Saniyeler içinde kendimi Mahzar'ın odasında bulmam ise içten bile değildi."E-Elçin-"
"Şşh !"
Odanın kapısını kapatıp arkasındaki anahtarla kilitledikten sonra önüne düşen bir kaç saç tutamını omzunun arkasına göndererek odanın içindeki yatağa doğru ilerledi. "Yardım et bana," dedi duyulması epey güç bir fısıltıyla. Ellerini yatağın altına koymuş olmasından, onu çekeceğini anlamıştım. Ciğerlerime doldurduğum kesik nefeslerle söylediğini yapıp yanına gittim. Birlikte yatağı bir buçuk metre kadar duvara doğru çektik.
Hemen ardından Elçin'in geriye bir adım atıp yere eğilmesiyle kaşlarım kavislendi. Yerdeki parkenin tahtalarını tek tek çıkarmaya başlamıştı. Fakat onun da elleri titriyordu ve telaşı her halinden belliydi.
Çektiğim sert solukla çektiğimiz yatağın etrafından dolanıp yanına çömeldim.

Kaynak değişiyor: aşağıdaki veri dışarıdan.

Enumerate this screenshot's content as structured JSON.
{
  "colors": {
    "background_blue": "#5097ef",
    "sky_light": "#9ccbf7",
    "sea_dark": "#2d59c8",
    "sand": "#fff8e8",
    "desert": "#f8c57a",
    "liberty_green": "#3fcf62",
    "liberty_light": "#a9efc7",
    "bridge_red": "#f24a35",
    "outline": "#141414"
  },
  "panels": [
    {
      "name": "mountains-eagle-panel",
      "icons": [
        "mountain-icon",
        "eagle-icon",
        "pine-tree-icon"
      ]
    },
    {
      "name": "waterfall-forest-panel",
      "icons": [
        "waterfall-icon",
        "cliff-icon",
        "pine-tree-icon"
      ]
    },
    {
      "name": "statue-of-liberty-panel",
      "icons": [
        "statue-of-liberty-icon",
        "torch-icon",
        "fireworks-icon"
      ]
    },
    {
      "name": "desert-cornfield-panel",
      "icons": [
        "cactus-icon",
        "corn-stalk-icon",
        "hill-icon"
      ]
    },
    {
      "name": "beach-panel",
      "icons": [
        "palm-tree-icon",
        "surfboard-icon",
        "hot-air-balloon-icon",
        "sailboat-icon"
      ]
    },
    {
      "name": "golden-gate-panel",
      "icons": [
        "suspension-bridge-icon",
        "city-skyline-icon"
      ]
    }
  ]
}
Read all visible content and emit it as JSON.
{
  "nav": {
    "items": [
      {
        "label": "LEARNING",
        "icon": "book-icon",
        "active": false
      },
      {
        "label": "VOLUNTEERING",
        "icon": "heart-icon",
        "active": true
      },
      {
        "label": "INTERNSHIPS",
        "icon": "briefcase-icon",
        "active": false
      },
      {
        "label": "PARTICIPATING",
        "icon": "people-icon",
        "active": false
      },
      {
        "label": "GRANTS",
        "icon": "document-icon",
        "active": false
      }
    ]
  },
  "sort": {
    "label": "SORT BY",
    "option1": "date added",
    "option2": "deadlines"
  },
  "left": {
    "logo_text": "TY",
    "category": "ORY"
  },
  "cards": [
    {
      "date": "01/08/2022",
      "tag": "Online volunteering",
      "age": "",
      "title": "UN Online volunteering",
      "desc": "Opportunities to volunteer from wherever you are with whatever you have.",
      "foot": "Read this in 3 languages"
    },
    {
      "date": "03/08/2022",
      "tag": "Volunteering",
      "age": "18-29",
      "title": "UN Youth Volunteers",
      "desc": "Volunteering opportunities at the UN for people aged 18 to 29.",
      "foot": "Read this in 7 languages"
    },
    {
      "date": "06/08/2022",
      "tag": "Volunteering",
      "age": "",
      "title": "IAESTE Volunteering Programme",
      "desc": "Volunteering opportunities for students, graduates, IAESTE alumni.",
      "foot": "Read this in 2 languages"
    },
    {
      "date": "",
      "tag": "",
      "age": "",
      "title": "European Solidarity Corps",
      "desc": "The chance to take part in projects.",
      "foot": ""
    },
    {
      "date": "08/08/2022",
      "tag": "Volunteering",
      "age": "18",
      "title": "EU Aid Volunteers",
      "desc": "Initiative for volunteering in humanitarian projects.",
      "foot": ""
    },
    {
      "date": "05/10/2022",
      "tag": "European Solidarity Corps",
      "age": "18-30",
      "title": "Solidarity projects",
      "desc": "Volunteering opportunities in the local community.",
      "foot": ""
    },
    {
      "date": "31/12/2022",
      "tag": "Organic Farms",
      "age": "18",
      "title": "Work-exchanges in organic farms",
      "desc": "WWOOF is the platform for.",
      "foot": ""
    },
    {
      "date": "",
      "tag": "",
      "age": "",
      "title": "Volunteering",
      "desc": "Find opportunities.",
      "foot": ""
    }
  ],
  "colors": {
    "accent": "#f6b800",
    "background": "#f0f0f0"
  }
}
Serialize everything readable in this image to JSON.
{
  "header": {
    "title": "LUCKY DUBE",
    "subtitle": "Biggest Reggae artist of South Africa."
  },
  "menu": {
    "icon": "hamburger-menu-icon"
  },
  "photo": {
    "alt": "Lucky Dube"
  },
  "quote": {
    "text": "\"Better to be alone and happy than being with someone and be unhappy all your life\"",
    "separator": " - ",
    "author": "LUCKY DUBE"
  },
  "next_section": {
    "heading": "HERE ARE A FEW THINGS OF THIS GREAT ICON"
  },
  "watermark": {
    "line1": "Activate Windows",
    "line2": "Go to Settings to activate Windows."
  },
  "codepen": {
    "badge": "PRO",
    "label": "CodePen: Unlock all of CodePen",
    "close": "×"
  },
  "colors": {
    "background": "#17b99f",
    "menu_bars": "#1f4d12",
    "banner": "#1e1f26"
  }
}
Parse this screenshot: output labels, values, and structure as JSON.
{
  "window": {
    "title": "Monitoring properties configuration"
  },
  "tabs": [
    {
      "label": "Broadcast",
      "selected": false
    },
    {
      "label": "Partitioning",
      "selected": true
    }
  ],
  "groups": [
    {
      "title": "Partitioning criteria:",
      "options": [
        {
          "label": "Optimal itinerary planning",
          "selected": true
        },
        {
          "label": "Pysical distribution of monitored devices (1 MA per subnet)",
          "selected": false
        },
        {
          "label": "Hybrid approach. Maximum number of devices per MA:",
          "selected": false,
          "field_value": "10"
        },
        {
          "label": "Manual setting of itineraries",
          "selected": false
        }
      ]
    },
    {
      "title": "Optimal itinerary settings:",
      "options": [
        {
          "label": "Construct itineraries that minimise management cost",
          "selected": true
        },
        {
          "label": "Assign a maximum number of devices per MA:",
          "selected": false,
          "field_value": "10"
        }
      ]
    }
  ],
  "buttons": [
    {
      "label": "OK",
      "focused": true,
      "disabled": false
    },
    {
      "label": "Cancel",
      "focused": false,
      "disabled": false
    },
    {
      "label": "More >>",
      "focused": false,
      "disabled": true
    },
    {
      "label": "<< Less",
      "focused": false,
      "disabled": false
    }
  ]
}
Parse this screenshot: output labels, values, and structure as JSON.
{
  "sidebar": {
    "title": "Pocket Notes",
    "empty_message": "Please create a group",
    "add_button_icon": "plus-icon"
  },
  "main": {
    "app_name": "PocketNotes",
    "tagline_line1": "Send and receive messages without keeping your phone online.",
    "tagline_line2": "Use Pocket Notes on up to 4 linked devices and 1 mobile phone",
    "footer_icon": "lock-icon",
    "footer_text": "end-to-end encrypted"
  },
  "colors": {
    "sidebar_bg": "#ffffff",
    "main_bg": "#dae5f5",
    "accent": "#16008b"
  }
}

Tıpkı onun gibi sabitlenmemiş tahtaları çıkarmaya başladığımda bakışları çok kısa bir an gözlerimle buluştu. Sonrasında ise kalan birkaç tahtayı da yerinden çıkardı ve küçük çaplı bir tünel gözlerimizin önüne serildi. Elçin hızlı bir hareketle çıkardığımız tahtaları oluşan tünelin içine attı.
Bense yaşadığım şokla öylece bakakalmıştım. "Bu..."
"Arkamdan gel." Diyerek devamını getiremediğim cümlemi yarıda kesti.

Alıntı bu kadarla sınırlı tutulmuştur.